American Airlines on verge of A321XLR order; what now for Boeing?

According to the financial media, there’s more or less unanimous agreement that American Airlines is heading for a significant order for the soon to be launched Airbus A321XLR.

The Airbus is due to be launched at the Paris Show this year, and there are plenty of interested airlines, not least of them IAG/BA, jetBlue, and Air Asia.

They all see the potential for long range point to point on thinner routes. The launch only this week of TAP Portugal’s A321LR route from JFK to Porto is exactly the sort of route that has potential.
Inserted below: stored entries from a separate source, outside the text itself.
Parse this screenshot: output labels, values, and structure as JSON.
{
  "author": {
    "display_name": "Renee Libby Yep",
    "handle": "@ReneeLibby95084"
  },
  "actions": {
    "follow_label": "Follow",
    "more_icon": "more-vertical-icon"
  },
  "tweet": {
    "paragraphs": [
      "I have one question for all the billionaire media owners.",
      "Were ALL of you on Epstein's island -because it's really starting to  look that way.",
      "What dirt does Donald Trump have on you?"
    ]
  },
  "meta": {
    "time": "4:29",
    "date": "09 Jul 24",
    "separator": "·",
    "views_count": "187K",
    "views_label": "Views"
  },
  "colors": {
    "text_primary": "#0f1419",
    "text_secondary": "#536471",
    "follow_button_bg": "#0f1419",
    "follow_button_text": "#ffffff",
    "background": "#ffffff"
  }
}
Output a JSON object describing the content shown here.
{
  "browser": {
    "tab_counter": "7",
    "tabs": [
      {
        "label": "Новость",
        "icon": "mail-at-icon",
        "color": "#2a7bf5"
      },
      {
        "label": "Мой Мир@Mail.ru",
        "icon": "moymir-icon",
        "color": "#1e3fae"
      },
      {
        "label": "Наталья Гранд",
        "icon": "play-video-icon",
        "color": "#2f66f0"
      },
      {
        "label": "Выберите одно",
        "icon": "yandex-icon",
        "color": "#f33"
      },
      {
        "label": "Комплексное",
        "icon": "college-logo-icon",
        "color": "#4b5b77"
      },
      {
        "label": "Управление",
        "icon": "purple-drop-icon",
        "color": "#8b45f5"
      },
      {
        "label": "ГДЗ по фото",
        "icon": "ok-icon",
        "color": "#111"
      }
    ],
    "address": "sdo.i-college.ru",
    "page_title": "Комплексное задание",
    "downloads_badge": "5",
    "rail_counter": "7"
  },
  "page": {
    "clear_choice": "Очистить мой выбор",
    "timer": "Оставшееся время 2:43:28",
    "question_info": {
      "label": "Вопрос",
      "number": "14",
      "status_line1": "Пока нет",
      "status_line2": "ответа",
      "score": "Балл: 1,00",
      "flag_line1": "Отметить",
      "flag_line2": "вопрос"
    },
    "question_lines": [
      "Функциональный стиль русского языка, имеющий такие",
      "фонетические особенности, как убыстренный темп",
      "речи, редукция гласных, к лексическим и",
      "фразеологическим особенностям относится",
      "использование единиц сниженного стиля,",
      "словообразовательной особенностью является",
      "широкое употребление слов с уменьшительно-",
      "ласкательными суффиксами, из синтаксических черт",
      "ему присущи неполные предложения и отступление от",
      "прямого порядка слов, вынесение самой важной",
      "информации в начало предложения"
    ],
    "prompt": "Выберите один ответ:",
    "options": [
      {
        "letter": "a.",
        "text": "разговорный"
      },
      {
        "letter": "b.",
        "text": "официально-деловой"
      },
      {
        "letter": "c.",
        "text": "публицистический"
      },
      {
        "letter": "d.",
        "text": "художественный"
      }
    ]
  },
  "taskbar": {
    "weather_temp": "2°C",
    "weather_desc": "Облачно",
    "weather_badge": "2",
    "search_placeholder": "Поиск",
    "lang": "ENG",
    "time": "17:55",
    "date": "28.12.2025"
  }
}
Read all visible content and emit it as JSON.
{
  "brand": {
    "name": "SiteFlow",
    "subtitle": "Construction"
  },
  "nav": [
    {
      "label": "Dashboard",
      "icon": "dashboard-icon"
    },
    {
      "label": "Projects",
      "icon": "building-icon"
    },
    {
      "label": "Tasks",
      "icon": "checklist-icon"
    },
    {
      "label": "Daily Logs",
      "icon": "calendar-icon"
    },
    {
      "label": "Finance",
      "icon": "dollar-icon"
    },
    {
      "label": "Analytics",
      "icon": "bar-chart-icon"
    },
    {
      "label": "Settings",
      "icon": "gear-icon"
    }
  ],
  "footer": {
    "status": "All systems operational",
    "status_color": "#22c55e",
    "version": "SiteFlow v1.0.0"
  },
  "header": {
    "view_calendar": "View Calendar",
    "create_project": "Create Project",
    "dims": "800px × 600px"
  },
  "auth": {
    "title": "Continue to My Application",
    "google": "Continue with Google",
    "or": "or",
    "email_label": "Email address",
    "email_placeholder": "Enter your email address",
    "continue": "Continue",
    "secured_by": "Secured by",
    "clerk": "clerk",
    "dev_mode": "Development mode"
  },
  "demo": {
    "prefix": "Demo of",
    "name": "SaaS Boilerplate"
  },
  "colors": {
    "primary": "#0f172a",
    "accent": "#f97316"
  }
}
The XLR could extend it far further into Central Europe or further West in the US from Western Europe.

These markets are considered underserved and the potential is huge.

Boeing decided to produce the Max – because it didn’t want to spend time developing the originally intended new aircraft back in 2012, while Airbus walked off with the lions share of orders.

Now the Max is on hold, the market is dubious, Airbus are still developing viable alternatives and they’re better than the Max can ever be on economy and range, compromised as it is by its dated base design from 50 years ago.

Meanwhile the NMA – or so called 797-X, even at best won’t be here until 2025, even if it’s launched this year which seems less likely.

So in the medium term Airbus seems to have upped the game and stolen a march for once over Boeing.

They’re also saying that the A330neo in -800 format is just as much of a match for the NMA but saying it doesn’t make it so.

It’s still an A330 and it’s old and it’s not 21st century. What Airbus need is a modern A310, now that would give Boeing a run for its money.

With no major development aircraft in their future what’s stopping Airbus? The A320 has at least ten years in it, the A350 15, the A330neo probably 8-10. Something needs to fill the gap, or Boeing will take it and run with it in the late 2020’s and 2030’s.